Although I seem to be prone to a life of mediocrity it doesn’t mean that the A-type behaviour isn’t lurking just beneath the surface.   When ‘dieting’ if I have something I shouldn’t I decide that everything is ruined.  I might as well binge for the rest of the day and start again tomorrow.  Then I use the same justification for the week.  Well, I am not going to have a good loss this week, so I might as well throw the diet out of the window this week and start again next week.  Cos then I’ll be really good.  With me (like so many others) it is ‘all or nothing’ and ‘black and white’.  No in-betweens.  No grey. 

I went to Fat Camp last year assuming that I would be one of the fittest; and that even though I was carrying a lot of extra weight, my earlier sporting prowess would stand me in good stead.  As it happened, in my first fortnight I was with a bunch of freaks.  I was the second biggest girl and second most unfit – AND that included a woman in her late 50s.  Most of the group had been there some time and two of the other new arrivals didn’t actually fit the ‘you-must-be-20kgs overweight-to-be-here’ criteria.  The third was 22 years old and though she was almost exactly 20kgs overweight, she ran and went to aerobics 4 times a week.  I was doomed.  The whole experience was very confronting for me.  I was older than most there – which surprised me.  I was bigger than most there – which surprised me.  And I was far more unfit than most there – which shocked the hell out of me.   The perfectionist in me, the ‘all or nothing’ thinking kicked in and I just wanted to leave.  I mean, if I couldn’t be the best, then what’s the point?  Right?

Though I have done it SO many times during my dieting career, quitting (Fat Camp) for me wasn’t an option.  I half-heartedly toyed with the idea and worked out what I would tell family and friends, but in the end I stuck it out.  Fast forward a month and 15kgs lighter, I left the place feeling quite fit.  This would lead to a ‘New Me’ I decided.  I would regain my fitness and that sporting prowess of my youth.  I dropped another 5kgs and took up Body Jam classes (dancing my way to fitness).

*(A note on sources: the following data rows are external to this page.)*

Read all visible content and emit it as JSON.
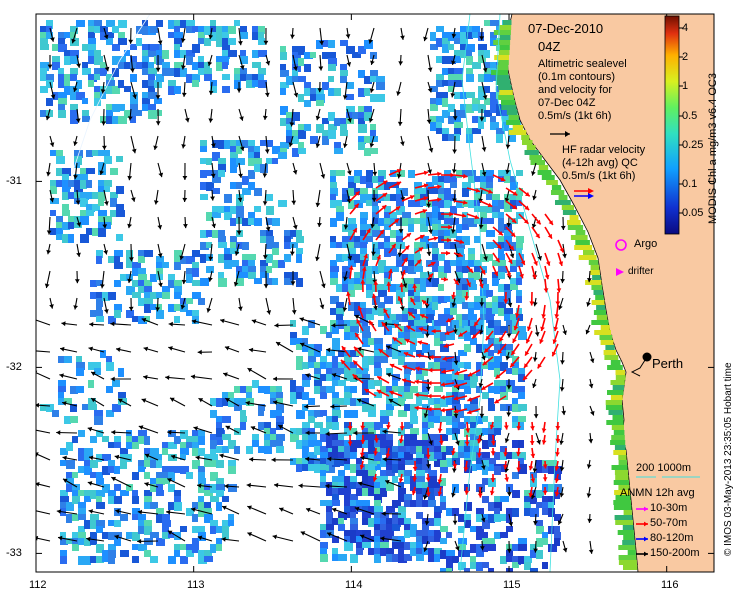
{
  "title": {
    "date": "07-Dec-2010",
    "time": "04Z",
    "altimetry_lines": [
      "Altimetric sealevel",
      "(0.1m contours)",
      "and velocity for",
      "07-Dec 04Z",
      "0.5m/s (1kt 6h)"
    ],
    "hf_lines": [
      "HF radar velocity",
      "(4-12h avg) QC",
      "0.5m/s (1kt 6h)"
    ]
  },
  "legend": {
    "argo": "Argo",
    "drifter": "drifter",
    "scale_label": "200  1000m",
    "anmn_title": "ANMN 12h avg",
    "anmn_items": [
      {
        "label": "10-30m",
        "color": "#ff00ff"
      },
      {
        "label": "50-70m",
        "color": "#ff0000"
      },
      {
        "label": "80-120m",
        "color": "#0000ff"
      },
      {
        "label": "150-200m",
        "color": "#000000"
      }
    ]
  },
  "colorbar": {
    "title": "MODIS Chl a mg/m3 v6.4 OC3",
    "ticks": [
      "4",
      "2",
      "1",
      "0.5",
      "0.25",
      "0.1",
      "0.05"
    ]
  },
  "city": {
    "name": "Perth"
  },
  "credit": "© IMOS 03-May-2013 23:35:05 Hobart time",
  "axes": {
    "x_ticks": [
      "112",
      "113",
      "114",
      "115",
      "116"
    ],
    "y_ticks": [
      "-31",
      "-32",
      "-33"
    ],
    "lon_range": [
      112,
      116.3
    ],
    "lat_range": [
      -33.1,
      -30.1
    ]
  },
  "colors": {
    "land": "#f9c9a2",
    "hf_arrow": "#ff0000",
    "alt_arrow": "#000000",
    "argo": "#ff00ff",
    "contour": "#40e0e0"
  },
  "icons": {
    "city_marker": "filled-circle",
    "argo_marker": "open-circle",
    "drifter_marker": "triangle"
  }
}
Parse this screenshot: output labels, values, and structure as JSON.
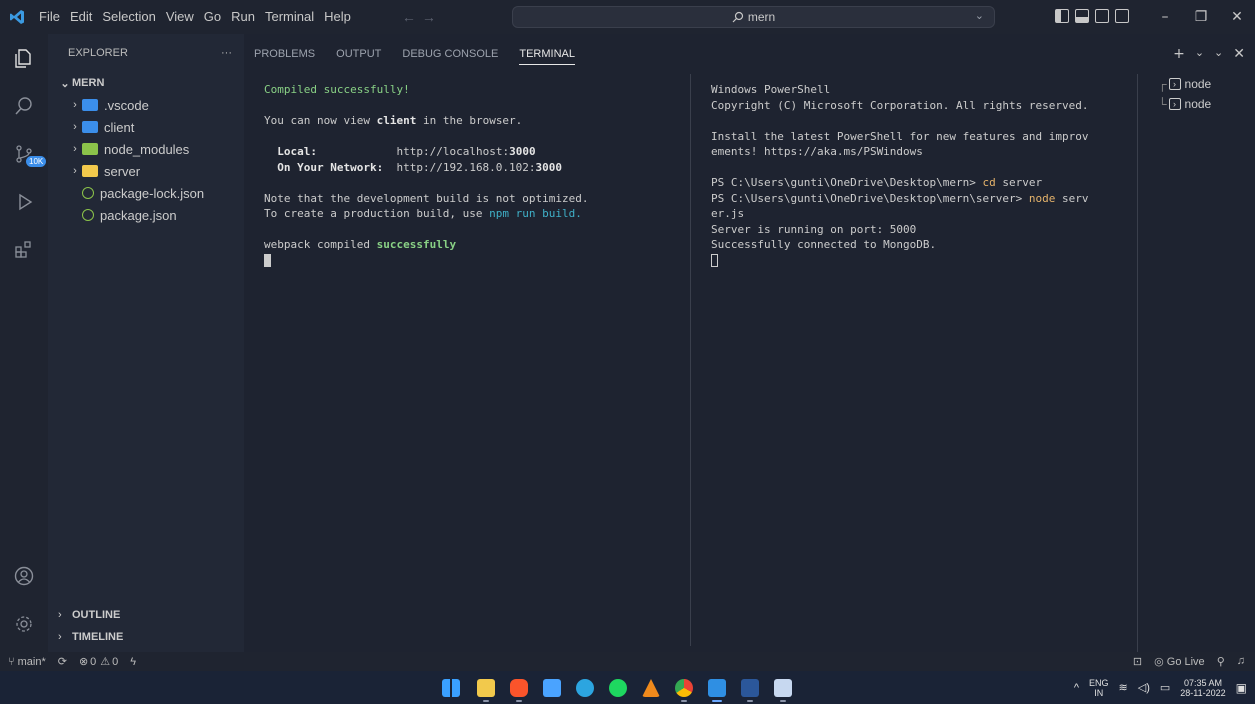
{
  "titlebar": {
    "menu": [
      "File",
      "Edit",
      "Selection",
      "View",
      "Go",
      "Run",
      "Terminal",
      "Help"
    ],
    "search": "mern",
    "icons": [
      "vscode-logo-icon",
      "back-arrow-icon",
      "forward-arrow-icon",
      "search-icon",
      "layout-icons",
      "minimize-icon",
      "restore-icon",
      "close-icon"
    ]
  },
  "sidebar": {
    "title": "EXPLORER",
    "more": "···",
    "root": "MERN",
    "items": [
      {
        "label": ".vscode",
        "type": "folder",
        "color": "#3b8eea"
      },
      {
        "label": "client",
        "type": "folder",
        "color": "#3b8eea"
      },
      {
        "label": "node_modules",
        "type": "folder",
        "color": "#8bc34a"
      },
      {
        "label": "server",
        "type": "folder",
        "color": "#f2c94c"
      },
      {
        "label": "package-lock.json",
        "type": "file",
        "color": "#8bc34a"
      },
      {
        "label": "package.json",
        "type": "file",
        "color": "#8bc34a"
      }
    ],
    "outline": "OUTLINE",
    "timeline": "TIMELINE"
  },
  "activity": {
    "badge": "10K"
  },
  "panel": {
    "tabs": [
      "PROBLEMS",
      "OUTPUT",
      "DEBUG CONSOLE",
      "TERMINAL"
    ],
    "active_tab": "TERMINAL",
    "terminal1": {
      "compiled": "Compiled successfully!",
      "view_pre": "You can now view ",
      "view_bold": "client",
      "view_post": " in the browser.",
      "local_label": "Local:",
      "local_url_pre": "http://localhost:",
      "local_port": "3000",
      "net_label": "On Your Network:",
      "net_url_pre": "http://192.168.0.102:",
      "net_port": "3000",
      "note1": "Note that the development build is not optimized.",
      "note2_pre": "To create a production build, use ",
      "note2_cmd": "npm run build",
      "note2_post": ".",
      "webpack_pre": "webpack compiled ",
      "webpack_ok": "successfully"
    },
    "terminal2": {
      "l1": "Windows PowerShell",
      "l2": "Copyright (C) Microsoft Corporation. All rights reserved.",
      "l3": "Install the latest PowerShell for new features and improv",
      "l4": "ements! https://aka.ms/PSWindows",
      "l5_prompt": "PS C:\\Users\\gunti\\OneDrive\\Desktop\\mern> ",
      "l5_cmd": "cd",
      "l5_arg": " server",
      "l6_prompt": "PS C:\\Users\\gunti\\OneDrive\\Desktop\\mern\\server> ",
      "l6_cmd": "node",
      "l6_arg": " serv",
      "l7": "er.js",
      "l8": "Server is running on port: 5000",
      "l9": "Successfully connected to MongoDB."
    },
    "terminal_list": [
      "node",
      "node"
    ]
  },
  "statusbar": {
    "branch": "main*",
    "errors": "0",
    "warnings": "0",
    "golive": "Go Live"
  },
  "tray": {
    "lang1": "ENG",
    "lang2": "IN",
    "time": "07:35 AM",
    "date": "28-11-2022"
  }
}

But then I hurt my hip.  (And it has never properly recovered.)  S0 I started walking.  But then (perhaps related to the hip) I started getting bad shin splints and giving me sufficient pain that walking was mostly out of the question.  My Weight Watchers lecturer suggested that the shin splints (previously only experienced when walking REALLY quickly) were a result of the fact that I was heavier than I had ever been.  Perhaps.  But that didn’t bloody help me did it?

I ‘googled’ shin splints and received an array of help.  I decided I would continue to walk, but (as recommended electronically) slowly and on soft surfaces.  So I did.  And this is where I get back to my original point.  When I ‘walked’ for exercise in the past, I was the sort of walker who passed everyone.  I strode out.  Quickly.  I was fast.  Fat but fast.  But suddenly I had to walk slowly and carefully.  And I was the one passed.  By everyone.  Left in their wake, reeling in shame and embarrassment.  Feeling (once again) like a failure. 

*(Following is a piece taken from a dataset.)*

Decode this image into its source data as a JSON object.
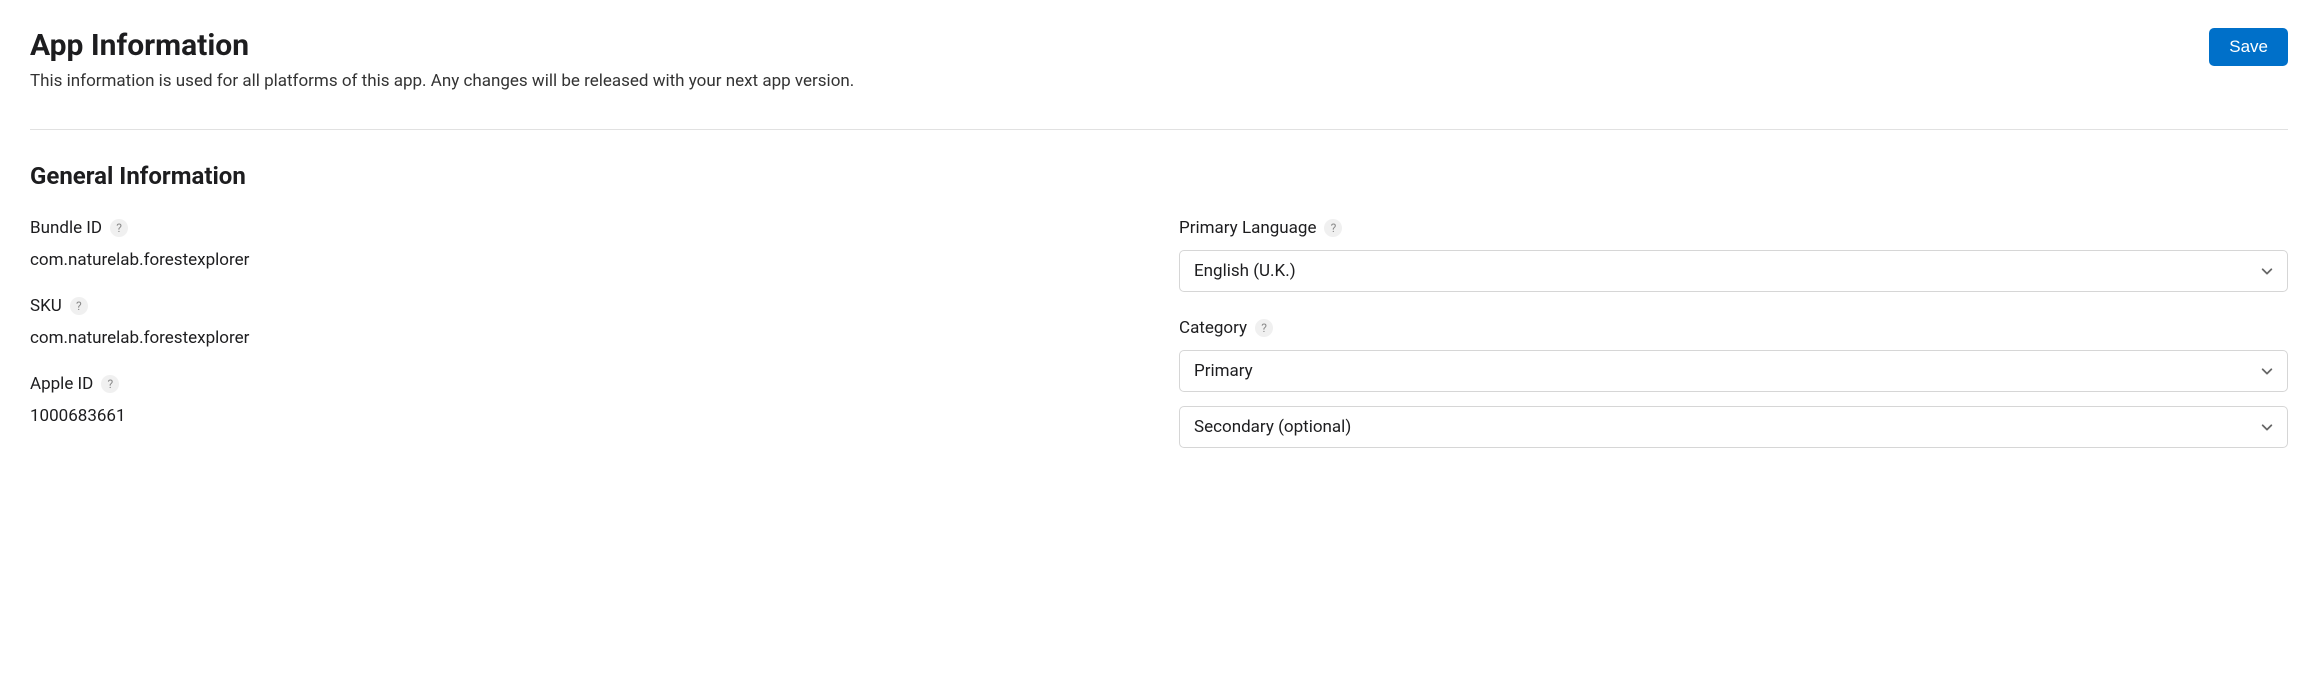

If only I had a visible injury, I thought, so people would know that I was incapacitated and not just a slow walker. 

What must they think of me, I wondered. 

Argh!  Why oh why is my self-worth so wrapped up in what others think of me?  THAT’S what I should be analysing to death… not how quickly I can or cannot walk!

I am currently on holidays and rather than ‘stride’ (?) out along the Esplanade walking path as I have done for the last two days (essentially shin splint-free) I decided today to walk along the beach.  I went barefoot, so it was about more than just the exercise.  It meant I also felt less affronted when overtaken by 3 grey-haired souls clad in exercise gear.  I will do a few more beach walks…. and – though exercising – I will focus on just ‘being’.  Not being the fastest, or the slowest, or how many points I am using, or how guilty I feel because I binged on corn chips.  I will aim to just ‘be’.